Bilgi ve teknolojiden bu kadar uzak bir devletin hemen akabinde kurulan Türkiye Cumhuriyeti'nde ise yöneticiler bilgiye ulaşma yöntemi olarak kendilerince zihinlerinde büyüttükleri Avrupa'yı örnek almışlardır. Eğitimi hatta ülke yönetimini neredeyse tamamen onlara teslim etmek gibi bir durumla karşı karşıya kalmışlardır.
1947'de yapılan Fulbright Eğitim Anlaşması da bunun en açık örneği olarak eğitimin  Amerikalılara  tesliminin ispatıdır. Maalesef  Türk Milleti , Milli Eğitiminin muasır medeniyet diye ifade edilen Amerikan ve Avrupa ülkelerinin seviyesine ulaşacağına inandırılmıştır. Sonuç itibariyle İngilizlerin ve Amerikalıların insafına bırakılan  bir eğitim söz konusu olmuştur.

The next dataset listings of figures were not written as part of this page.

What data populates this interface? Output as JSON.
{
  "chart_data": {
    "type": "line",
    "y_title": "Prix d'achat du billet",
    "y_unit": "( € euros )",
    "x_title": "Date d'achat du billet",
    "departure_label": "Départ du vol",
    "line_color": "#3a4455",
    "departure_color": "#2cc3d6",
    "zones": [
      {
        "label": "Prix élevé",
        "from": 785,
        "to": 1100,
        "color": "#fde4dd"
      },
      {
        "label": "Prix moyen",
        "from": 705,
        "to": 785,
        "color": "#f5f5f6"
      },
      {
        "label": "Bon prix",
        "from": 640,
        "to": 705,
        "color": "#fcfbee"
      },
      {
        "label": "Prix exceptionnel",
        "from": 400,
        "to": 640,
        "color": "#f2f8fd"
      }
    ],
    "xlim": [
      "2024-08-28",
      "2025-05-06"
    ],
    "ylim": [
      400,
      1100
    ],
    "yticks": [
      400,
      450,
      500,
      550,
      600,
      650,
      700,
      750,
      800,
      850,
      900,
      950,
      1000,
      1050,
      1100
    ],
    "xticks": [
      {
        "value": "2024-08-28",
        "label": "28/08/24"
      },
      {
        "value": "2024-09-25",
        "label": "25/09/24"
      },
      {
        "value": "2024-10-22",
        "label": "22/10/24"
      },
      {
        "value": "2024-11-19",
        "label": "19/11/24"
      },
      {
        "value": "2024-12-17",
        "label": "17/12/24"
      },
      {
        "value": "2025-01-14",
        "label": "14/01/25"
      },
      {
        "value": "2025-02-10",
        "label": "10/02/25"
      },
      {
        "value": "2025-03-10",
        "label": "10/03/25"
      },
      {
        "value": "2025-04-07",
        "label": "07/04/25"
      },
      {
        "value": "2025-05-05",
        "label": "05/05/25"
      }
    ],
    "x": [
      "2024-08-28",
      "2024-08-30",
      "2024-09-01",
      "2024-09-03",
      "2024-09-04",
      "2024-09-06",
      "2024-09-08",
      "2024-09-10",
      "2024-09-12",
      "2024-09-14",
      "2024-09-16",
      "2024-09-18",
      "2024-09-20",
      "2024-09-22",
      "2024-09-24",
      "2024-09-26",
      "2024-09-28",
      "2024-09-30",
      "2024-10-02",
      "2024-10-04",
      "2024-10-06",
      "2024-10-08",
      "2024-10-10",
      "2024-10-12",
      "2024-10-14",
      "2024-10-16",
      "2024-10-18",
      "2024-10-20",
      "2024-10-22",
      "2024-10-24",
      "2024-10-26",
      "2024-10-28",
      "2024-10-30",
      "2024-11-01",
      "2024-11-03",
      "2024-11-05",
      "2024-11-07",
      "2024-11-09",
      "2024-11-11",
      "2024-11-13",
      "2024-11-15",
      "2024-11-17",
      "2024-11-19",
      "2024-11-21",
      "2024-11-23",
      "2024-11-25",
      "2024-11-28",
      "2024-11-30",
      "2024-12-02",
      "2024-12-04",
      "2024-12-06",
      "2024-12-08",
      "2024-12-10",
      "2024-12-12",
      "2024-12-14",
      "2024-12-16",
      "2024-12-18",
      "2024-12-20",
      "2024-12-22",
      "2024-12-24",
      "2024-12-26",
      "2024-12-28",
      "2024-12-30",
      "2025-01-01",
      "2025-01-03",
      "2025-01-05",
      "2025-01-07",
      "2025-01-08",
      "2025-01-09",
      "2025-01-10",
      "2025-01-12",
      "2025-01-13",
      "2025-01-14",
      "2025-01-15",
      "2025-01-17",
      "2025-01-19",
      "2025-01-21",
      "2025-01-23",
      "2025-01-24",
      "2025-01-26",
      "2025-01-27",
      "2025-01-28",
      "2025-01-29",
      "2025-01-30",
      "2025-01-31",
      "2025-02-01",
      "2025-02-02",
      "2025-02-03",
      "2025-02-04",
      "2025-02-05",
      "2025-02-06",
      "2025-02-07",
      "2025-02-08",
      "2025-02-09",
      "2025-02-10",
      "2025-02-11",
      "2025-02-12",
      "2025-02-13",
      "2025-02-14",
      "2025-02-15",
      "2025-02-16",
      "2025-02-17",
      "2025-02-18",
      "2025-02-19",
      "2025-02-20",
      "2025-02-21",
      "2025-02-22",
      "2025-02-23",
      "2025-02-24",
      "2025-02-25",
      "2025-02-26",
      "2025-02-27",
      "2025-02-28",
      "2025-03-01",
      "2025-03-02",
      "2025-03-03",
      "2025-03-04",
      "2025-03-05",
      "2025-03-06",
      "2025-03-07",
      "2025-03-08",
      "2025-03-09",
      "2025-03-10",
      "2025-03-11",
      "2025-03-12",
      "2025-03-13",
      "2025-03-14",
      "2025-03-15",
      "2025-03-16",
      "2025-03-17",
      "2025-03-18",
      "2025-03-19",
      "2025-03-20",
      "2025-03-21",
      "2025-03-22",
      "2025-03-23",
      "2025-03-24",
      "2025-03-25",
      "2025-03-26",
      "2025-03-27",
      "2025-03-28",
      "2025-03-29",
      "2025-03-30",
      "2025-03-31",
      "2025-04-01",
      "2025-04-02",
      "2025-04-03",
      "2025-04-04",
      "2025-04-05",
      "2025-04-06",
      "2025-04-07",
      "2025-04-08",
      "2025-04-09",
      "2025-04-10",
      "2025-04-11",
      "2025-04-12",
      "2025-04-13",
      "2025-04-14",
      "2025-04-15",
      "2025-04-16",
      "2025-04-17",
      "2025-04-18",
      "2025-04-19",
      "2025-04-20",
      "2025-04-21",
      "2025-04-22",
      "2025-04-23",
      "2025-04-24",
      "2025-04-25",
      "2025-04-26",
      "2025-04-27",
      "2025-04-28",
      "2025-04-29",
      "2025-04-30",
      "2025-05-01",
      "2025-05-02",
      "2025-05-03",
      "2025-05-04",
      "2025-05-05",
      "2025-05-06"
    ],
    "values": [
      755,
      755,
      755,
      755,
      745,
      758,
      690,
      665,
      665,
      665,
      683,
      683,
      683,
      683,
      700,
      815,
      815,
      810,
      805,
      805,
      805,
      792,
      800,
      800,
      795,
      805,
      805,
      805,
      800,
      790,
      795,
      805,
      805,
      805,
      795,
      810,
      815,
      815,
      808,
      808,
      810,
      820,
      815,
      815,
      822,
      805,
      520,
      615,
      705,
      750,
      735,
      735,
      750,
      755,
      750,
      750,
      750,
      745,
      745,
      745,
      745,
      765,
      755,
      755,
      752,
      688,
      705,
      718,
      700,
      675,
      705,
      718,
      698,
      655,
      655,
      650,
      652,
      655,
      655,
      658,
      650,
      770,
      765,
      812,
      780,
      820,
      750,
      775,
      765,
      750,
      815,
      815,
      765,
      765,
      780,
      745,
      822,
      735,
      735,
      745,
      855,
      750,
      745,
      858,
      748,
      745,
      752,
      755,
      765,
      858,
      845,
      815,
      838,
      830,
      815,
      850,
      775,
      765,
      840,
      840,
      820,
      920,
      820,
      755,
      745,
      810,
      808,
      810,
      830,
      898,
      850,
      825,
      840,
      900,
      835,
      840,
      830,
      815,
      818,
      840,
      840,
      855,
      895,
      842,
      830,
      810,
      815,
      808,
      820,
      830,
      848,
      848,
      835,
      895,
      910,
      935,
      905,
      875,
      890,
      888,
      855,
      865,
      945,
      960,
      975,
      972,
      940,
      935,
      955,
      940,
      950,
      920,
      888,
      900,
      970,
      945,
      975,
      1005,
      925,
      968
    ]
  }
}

Türkiye Cumhuriyetinin ekonomide, siyasette, eğitimde ve aklımıza gelen her alanda Osmanlı'dan ve İslam medeniyetinden uzaklaştırılmasında batının etkisini hatta kılcal damarlarımıza kadar girdiğini görmekteyiz. Bugün özgürlük olarak algıladığımız esaretten kurtulmak için bizleri büyük bir mücadele beklemektedir.
Bilinçli ve akıllı yapılacak her türlü mücadelenin eğitimden geçtiği aşikardır. Dolayısıyla Milli Eğitimimiz gerçekten milli olmak zorundadır. Bunun için büyük bir seferberlik ilan edilmeli ve bu mücadele halkın tabanına kadar yayılıp, halkın bilinçlenmesi sağlanmalıdır.
Dolayısıyla kendi özümüze, kendi kültürümüze ve kendi inancımıza sahip çıkacak bir metot belirlemek ve yeniden diriliş için eğitimden başlamak gerekmektedir. Günü kurtarmak için uğraşan idarecilerimizden ziyade elini taşın altına koyabilen risk alabilen ve özveriyle çalışan idarecilere ihtiyaç olduğu açıktır.